In schemes which do not have medical savings accounts covering day-to-day needs there are almost always sub-limits for all medical services you will need - for example, a R500 limit on visits to a general practitioner.

- Whether you want cover over-and-above that provided for in your medical savings account.

Many medical schemes offer you cover for day-to-day benefits that can be used when your savings account is depleted. However, this cover costs more, and frequently only comes into effect when you have depleted your medical savings account on essential healthcare and not just on any medical services.

- Self-funding gap. You can reduce your contributions if you can afford to pay the difference between what you are covered for and what you may spend out of your own pocket. If you are not prepared to take the risk of having to pay some of your expenses yourself, you will have to pay more for comprehensive cover.

- Whether you want freedom of choice when it comes to which doctors, pharmacies and other healthcare service providers you will use. Cheaper medical schemes often offer unlimited cover for the most widely used day-to-day medical services, but restrict you to a particular doctor, clinic or pharmacy group.

Chronic medicine benefits

Chronic medicine benefits cover you for the medication you need to take regularly for certain chronic conditions. Chronic conditions include asthma, high blood pressure, diabetes and Parkinson's disease.

In terms of the Medical Schemes Act, all schemes must cover you for the diagnosis, treatment and care of 25 common chronic conditions.

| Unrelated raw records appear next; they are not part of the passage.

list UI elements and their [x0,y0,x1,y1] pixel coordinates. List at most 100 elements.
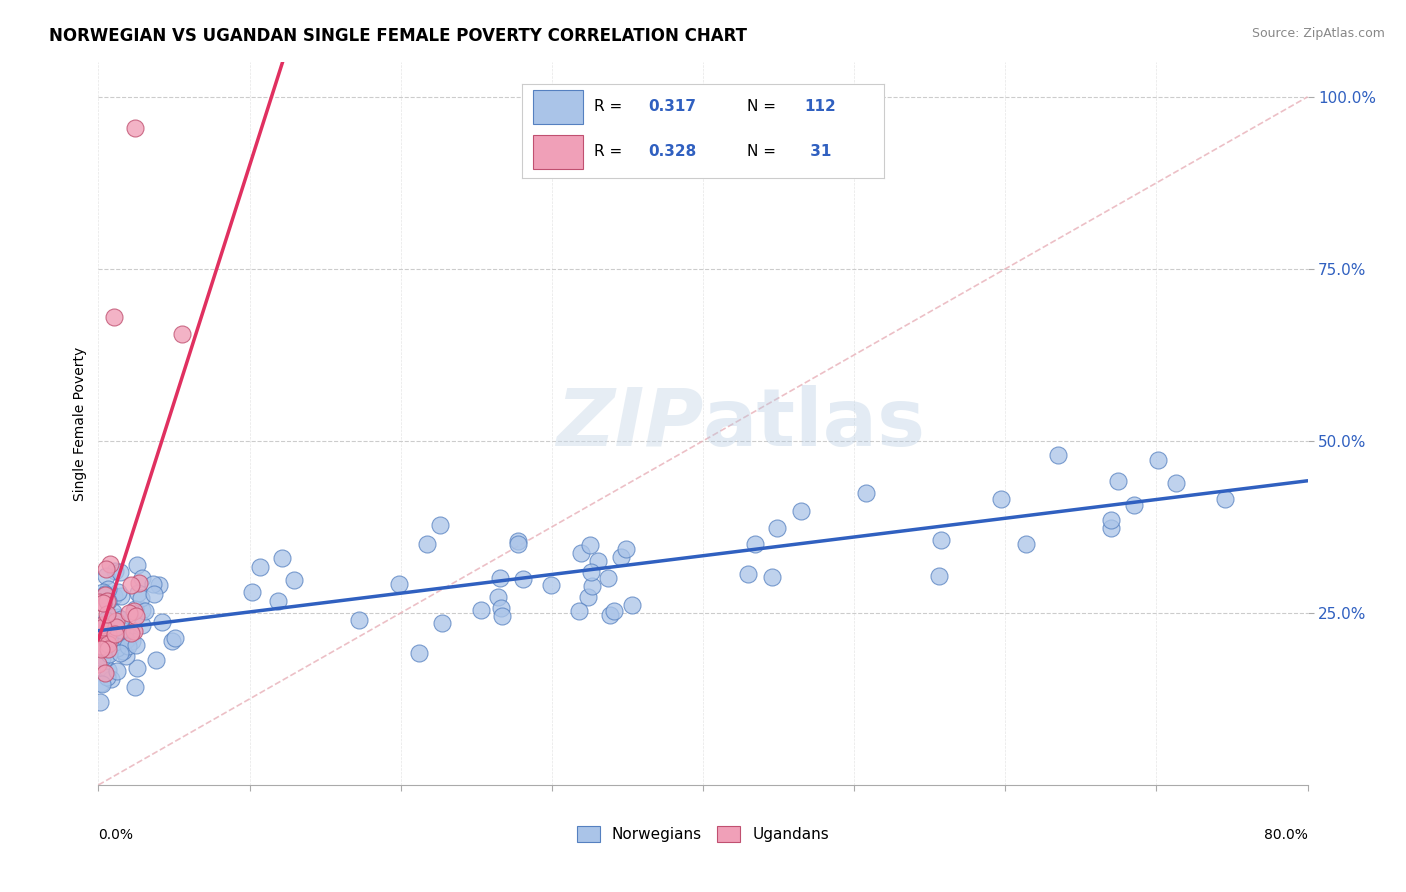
Point [744,536,766,550]
Point [790,504,813,518]
Text: Source: ZipAtlas.com: Source: ZipAtlas.com [1251,27,1385,40]
Point [929,533,952,548]
Point [90,642,112,657]
Point [91,585,114,599]
Point [124,680,146,694]
Point [96,562,118,576]
Point [97,627,120,641]
Point [488,571,510,585]
Point [163,631,186,645]
Point [104,564,127,578]
Point [766,521,789,535]
Text: NORWEGIAN VS UGANDAN SINGLE FEMALE POVERTY CORRELATION CHART: NORWEGIAN VS UGANDAN SINGLE FEMALE POVER… [49,27,747,45]
Point [616,541,638,556]
Point [101,605,124,619]
Point [101,621,124,635]
Point [120,578,142,592]
Point [1146,452,1168,467]
Point [1164,475,1187,490]
Point [569,546,592,560]
Point [117,606,139,620]
Point [96,613,118,627]
Point [128,586,150,600]
Point [97,647,120,661]
Point [620,599,643,613]
Point [349,613,371,627]
Point [97,642,120,657]
Point [108,628,131,642]
Point [91,651,114,665]
Point [129,591,152,605]
Point [506,536,529,550]
Point [737,566,759,581]
Point [96,569,118,583]
Point [240,585,263,599]
Point [91,677,114,691]
Point [87,657,110,671]
Point [90,617,112,632]
Point [131,603,153,617]
Point [125,608,148,623]
Legend: Norwegians, Ugandans: Norwegians, Ugandans [569,818,837,849]
Point [266,594,288,608]
Point [117,639,139,653]
Point [97,594,120,608]
Point [110,590,132,604]
Point [125,638,148,652]
Point [121,633,143,648]
Point [1099,521,1122,535]
Point [96,670,118,684]
Point [486,590,509,604]
Point [103,310,125,324]
Point [110,613,132,627]
Point [131,571,153,585]
Point [124,624,146,638]
Point [97,663,120,677]
Point [598,571,620,585]
Point [928,569,950,583]
Point [599,608,621,623]
Point [148,578,170,592]
Point [96,615,118,629]
Point [104,620,127,634]
Point [508,533,530,548]
Point [114,624,136,638]
Point [108,646,131,660]
Point [142,577,165,591]
Point [150,615,173,630]
Point [103,589,125,603]
Point [110,623,132,637]
Point [100,672,122,686]
Point [430,615,453,630]
Point [94,588,117,602]
Point [134,604,156,618]
Point [579,539,602,553]
Point [104,626,127,640]
Point [415,537,437,551]
Point [491,609,513,624]
Point [1046,448,1069,462]
Point [91,596,114,610]
Point [105,609,128,624]
Point [105,615,128,629]
Point [429,517,451,532]
Point [94,665,117,680]
Point [761,570,783,584]
Point [120,626,142,640]
Point [105,640,128,655]
Point [990,491,1012,506]
Point [1213,491,1236,506]
Point [170,327,193,342]
Point [124,602,146,616]
Point [145,653,167,667]
Point [388,577,411,591]
Point [104,634,127,648]
Point [1107,475,1129,489]
Point [90,676,112,690]
Point [105,664,128,678]
Text: atlas: atlas [703,384,927,463]
Point [91,624,114,639]
Text: 0.0%: 0.0% [98,829,134,842]
Point [125,660,148,674]
Point [124,604,146,618]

Swart says in determining your chronic medication needs, you need to consider:

- Whether you suffer from any chronic conditions;

- What your condition is and how much medication you need;

- Whether you can use a generic equivalent of any patented medicines you are using; and

- Whether you want the freedom to consult any doctor and obtain that medication from any pharmacy or whether you are prepared to use certain service providers.

Healthy lifestyle

Swart says your estimate of what you will need for healthcare cover in retirement is affected by four factors:

- Your life expectancy;

- Your contributions;

- Medical inflation; and

- The expected rate of return you will get on your savings.

You have little control over the last two factors, but you can, to some extent, influence the first two by leading a healthy life, Swart says.

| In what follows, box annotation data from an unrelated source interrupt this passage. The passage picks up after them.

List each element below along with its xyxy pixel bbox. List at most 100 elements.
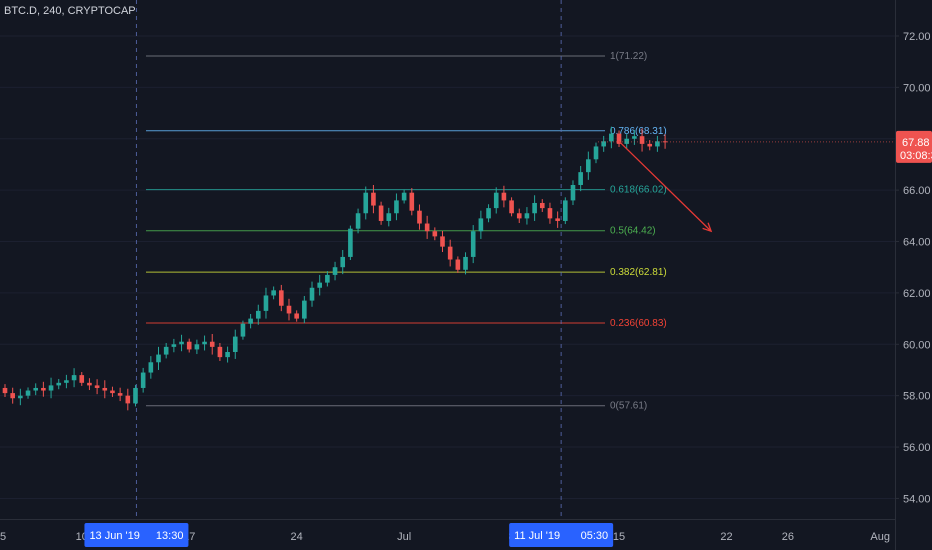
candle-body-83: [609, 133, 614, 142]
candle-body-29: [194, 344, 200, 350]
candle-body-40: [279, 290, 284, 306]
candle-body-15: [87, 382, 92, 386]
y-tick-label-0: 72.00: [903, 31, 931, 43]
candle-body-42: [294, 313, 299, 319]
candle-body-78: [570, 184, 576, 201]
candle-body-39: [271, 290, 276, 296]
fib-level-label-2: 0.618(66.02): [610, 185, 667, 196]
candle-body-90: [662, 141, 668, 143]
crosshair-lines: [135, 0, 562, 519]
fib-level-label-1: 0.786(68.31): [610, 126, 667, 137]
candlestick-series: [2, 126, 668, 411]
candle-body-46: [325, 274, 330, 283]
candle-body-82: [601, 141, 606, 147]
x-tick-label-3: 24: [291, 531, 303, 543]
fib-level-label-3: 0.5(64.42): [610, 226, 656, 237]
candle-body-16: [94, 385, 100, 388]
projection-arrow[interactable]: [618, 140, 713, 233]
date-tag-date-0: 13 Jun '19: [89, 530, 139, 542]
candle-body-31: [209, 341, 215, 347]
date-tag-box-0: [84, 523, 189, 547]
candle-body-45: [317, 282, 322, 288]
candle-body-66: [478, 218, 484, 232]
x-tick-label-9: Aug: [870, 531, 890, 543]
candle-body-60: [432, 231, 438, 237]
fibonacci-retracement[interactable]: 1(71.22) 0.786(68.31) 0.618(66.02) 0.5(64.4…: [146, 51, 667, 412]
candle-body-49: [348, 228, 353, 257]
fib-level-label-0: 1(71.22): [610, 51, 647, 62]
candle-body-56: [401, 192, 407, 201]
candle-body-84: [616, 133, 622, 144]
candle-body-71: [516, 213, 522, 219]
candle-body-80: [586, 159, 591, 173]
candle-body-38: [263, 295, 269, 311]
candle-body-62: [447, 246, 453, 260]
candle-body-65: [470, 231, 476, 257]
candle-body-12: [64, 380, 69, 383]
candle-body-5: [10, 393, 15, 399]
y-tick-label-3: 66.00: [903, 185, 931, 197]
date-tag-time-0: 13:30: [156, 530, 184, 542]
candle-body-59: [424, 223, 430, 232]
y-tick-label-9: 54.00: [903, 493, 931, 505]
y-tick-label-7: 58.00: [903, 391, 931, 403]
fib-level-label-6: 0(57.61): [610, 401, 647, 412]
candle-body-24: [156, 354, 161, 363]
symbol-info: BTC.D, 240, CRYPTOCAP: [4, 5, 136, 17]
fib-level-label-4: 0.382(62.81): [610, 267, 667, 278]
candle-body-54: [386, 213, 392, 221]
candle-body-18: [110, 390, 115, 394]
candle-body-74: [539, 202, 545, 209]
candle-body-73: [532, 202, 537, 214]
candle-body-53: [378, 205, 384, 221]
y-tick-label-5: 62.00: [903, 288, 931, 300]
candle-body-10: [48, 385, 54, 391]
candle-body-34: [232, 336, 238, 352]
price-tag-value: 67.88: [902, 137, 930, 149]
candle-body-19: [117, 393, 123, 396]
x-tick-label-6: 15: [613, 531, 625, 543]
y-tick-label-6: 60.00: [903, 339, 931, 351]
candle-body-20: [125, 395, 131, 404]
candle-body-52: [371, 192, 376, 206]
arrow-head: [702, 222, 713, 233]
candle-body-81: [593, 146, 599, 160]
candle-body-72: [524, 213, 530, 219]
x-tick-label-4: Jul: [397, 531, 411, 543]
candle-body-87: [639, 136, 645, 144]
candle-body-86: [632, 136, 637, 139]
y-tick-label-1: 70.00: [903, 82, 931, 94]
candle-body-67: [486, 208, 491, 219]
candle-body-76: [555, 218, 560, 221]
x-tick-label-7: 22: [720, 531, 732, 543]
candle-body-51: [363, 192, 369, 214]
candle-body-32: [217, 346, 223, 358]
price-tag-countdown: 03:08:3: [900, 150, 932, 162]
candle-body-44: [309, 287, 315, 301]
candle-body-48: [340, 256, 346, 268]
candle-body-77: [563, 200, 568, 221]
candle-body-36: [248, 318, 253, 324]
candle-body-89: [655, 141, 660, 147]
y-tick-label-4: 64.00: [903, 237, 931, 249]
candle-body-55: [394, 200, 399, 214]
candle-body-28: [186, 341, 192, 350]
candle-body-57: [409, 192, 415, 211]
candle-body-23: [148, 362, 154, 373]
candle-body-26: [171, 344, 177, 347]
candle-body-25: [163, 346, 169, 355]
date-tag-date-1: 11 Jul '19: [514, 530, 560, 542]
candle-body-37: [255, 310, 261, 319]
candle-body-30: [202, 341, 207, 345]
candle-body-6: [18, 395, 23, 399]
candle-body-68: [493, 192, 499, 209]
candle-body-9: [41, 387, 46, 391]
candle-body-33: [225, 351, 230, 358]
date-tag-box-1: [509, 523, 614, 547]
candle-body-61: [440, 236, 445, 247]
candle-body-4: [2, 387, 8, 394]
date-tags: 13 Jun '19 13:30 11 Jul '19 05:30: [84, 523, 614, 547]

If you lead a healthy life, you can raise your standard of living, because you will spend less money on medical scheme contributions and medical treatment, he says.

The best approach, Swart says, is to ensure that you have appropriate and sustainable healthcare cover that suits your needs, and that you have made provision for maintaining this cover throughout your retirement.

Most importantly, Swart says, you should invest in a healthy lifestyle, because it will out-perform any other investment by far.